表1 8种同化激素的质谱参数Table 1 MRM parameters for eight anabolic steroids

1.2.3 样品前处理 取5mL(精确至0.1mL)试样于50 mL 离心管中,加入乙酸铵缓冲液(调节试样pH5.4)和β-葡萄糖醛苷酶100μL,37℃水浴12 h。冷却至室温,加入10 mL 乙酸乙酯,涡旋混匀,超声提取10min,以6 000r/min离心10min。将上清液转移梨形瓶中,重复提取1次。合并提取液,于37 ℃水浴旋转蒸发至近干。加1 mL 乙腈溶解残渣,再加水3mL 稀释,备用。备用液经C18固相萃 取 柱 净 化(3 mL 甲 醇、3 mL 水 活 化,3 mL 100 mL/L甲醇水淋洗),抽干后,加入3mL 乙腈洗脱,37 ℃水浴下氮气缓慢吹干。加入2mL 300mL/L乙腈水溶解残渣,取1mL加入等体积的正己烷,以15 000r/min离心10min,上清液过0.22μm 滤膜,待测。

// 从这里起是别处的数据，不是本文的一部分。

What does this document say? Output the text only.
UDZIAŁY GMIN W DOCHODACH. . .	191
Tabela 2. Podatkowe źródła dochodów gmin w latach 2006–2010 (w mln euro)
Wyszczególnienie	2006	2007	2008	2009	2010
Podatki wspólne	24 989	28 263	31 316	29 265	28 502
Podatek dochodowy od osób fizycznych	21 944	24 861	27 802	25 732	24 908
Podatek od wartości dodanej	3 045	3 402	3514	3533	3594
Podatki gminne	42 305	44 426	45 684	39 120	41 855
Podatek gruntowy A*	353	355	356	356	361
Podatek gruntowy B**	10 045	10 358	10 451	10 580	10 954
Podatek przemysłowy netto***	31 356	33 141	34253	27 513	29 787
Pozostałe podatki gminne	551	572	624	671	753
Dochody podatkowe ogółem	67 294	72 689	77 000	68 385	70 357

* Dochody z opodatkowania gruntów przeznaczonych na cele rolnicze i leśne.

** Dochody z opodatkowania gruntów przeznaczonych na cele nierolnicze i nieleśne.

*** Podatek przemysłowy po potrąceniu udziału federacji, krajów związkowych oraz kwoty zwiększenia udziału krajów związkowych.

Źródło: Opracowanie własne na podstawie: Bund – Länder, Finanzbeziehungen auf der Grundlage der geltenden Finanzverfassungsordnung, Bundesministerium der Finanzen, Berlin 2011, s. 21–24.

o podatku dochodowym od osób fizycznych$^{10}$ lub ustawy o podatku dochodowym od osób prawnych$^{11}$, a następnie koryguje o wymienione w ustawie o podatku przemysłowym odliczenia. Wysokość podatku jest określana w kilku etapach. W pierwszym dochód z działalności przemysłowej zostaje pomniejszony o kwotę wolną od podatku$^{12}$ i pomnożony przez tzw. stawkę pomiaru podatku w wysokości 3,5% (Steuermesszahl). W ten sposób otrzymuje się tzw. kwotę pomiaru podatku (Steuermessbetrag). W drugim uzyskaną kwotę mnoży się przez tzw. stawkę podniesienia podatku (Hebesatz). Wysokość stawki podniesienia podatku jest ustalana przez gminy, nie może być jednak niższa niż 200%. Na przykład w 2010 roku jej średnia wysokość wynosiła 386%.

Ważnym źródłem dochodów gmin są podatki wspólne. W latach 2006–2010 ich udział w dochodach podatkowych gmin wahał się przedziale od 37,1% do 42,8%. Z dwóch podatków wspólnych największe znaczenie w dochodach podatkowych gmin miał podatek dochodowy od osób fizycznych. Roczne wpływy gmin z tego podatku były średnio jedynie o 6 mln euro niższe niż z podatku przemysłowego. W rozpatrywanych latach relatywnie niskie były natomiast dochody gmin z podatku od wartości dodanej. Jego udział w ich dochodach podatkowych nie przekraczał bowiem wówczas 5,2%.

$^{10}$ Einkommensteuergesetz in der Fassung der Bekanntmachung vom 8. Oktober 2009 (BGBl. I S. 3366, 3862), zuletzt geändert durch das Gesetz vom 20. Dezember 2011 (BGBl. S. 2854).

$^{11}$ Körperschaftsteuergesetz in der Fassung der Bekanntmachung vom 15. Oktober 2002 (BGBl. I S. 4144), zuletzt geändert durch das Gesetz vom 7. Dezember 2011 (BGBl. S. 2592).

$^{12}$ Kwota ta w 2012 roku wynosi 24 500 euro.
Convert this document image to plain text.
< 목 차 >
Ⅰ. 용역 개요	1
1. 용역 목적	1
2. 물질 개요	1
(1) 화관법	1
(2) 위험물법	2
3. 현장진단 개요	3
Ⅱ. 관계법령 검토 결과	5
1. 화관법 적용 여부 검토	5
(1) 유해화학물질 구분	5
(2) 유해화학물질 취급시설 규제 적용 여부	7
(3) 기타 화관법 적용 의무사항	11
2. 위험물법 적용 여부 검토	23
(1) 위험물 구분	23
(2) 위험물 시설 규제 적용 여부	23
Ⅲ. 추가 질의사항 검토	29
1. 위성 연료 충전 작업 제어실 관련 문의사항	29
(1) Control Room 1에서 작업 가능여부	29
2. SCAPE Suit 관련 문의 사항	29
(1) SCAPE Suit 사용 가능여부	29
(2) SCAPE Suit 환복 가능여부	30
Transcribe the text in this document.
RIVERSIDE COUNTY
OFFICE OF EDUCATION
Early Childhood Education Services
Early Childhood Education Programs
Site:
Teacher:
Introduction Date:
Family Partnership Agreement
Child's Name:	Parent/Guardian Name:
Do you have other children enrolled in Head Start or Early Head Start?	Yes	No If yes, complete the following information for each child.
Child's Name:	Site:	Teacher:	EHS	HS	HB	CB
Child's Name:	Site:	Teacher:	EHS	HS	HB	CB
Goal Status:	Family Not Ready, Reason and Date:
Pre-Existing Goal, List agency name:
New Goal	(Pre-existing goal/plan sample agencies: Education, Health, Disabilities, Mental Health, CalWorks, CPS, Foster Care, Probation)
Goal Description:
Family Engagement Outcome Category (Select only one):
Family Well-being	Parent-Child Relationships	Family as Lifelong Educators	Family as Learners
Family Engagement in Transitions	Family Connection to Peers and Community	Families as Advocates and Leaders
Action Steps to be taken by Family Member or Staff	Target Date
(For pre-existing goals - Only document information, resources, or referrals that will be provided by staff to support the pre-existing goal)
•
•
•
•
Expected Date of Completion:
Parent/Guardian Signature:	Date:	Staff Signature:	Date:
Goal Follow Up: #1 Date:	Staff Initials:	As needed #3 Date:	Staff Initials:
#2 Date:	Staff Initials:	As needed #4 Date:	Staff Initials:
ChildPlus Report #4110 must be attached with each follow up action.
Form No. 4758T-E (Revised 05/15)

1.2.4 标准曲线的制作 空白试样按照“1.2.3”中方法处理,取适量空白上清液加入不同量的混合标准工作液,涡旋混匀,配制成1.5、2、5、10、20、50、100μg/L的基质匹配标准工作液。以待测物色谱图的峰面积为纵坐标,相应待测物质量浓度为横坐标,进行回归计算,求得直线回归方程。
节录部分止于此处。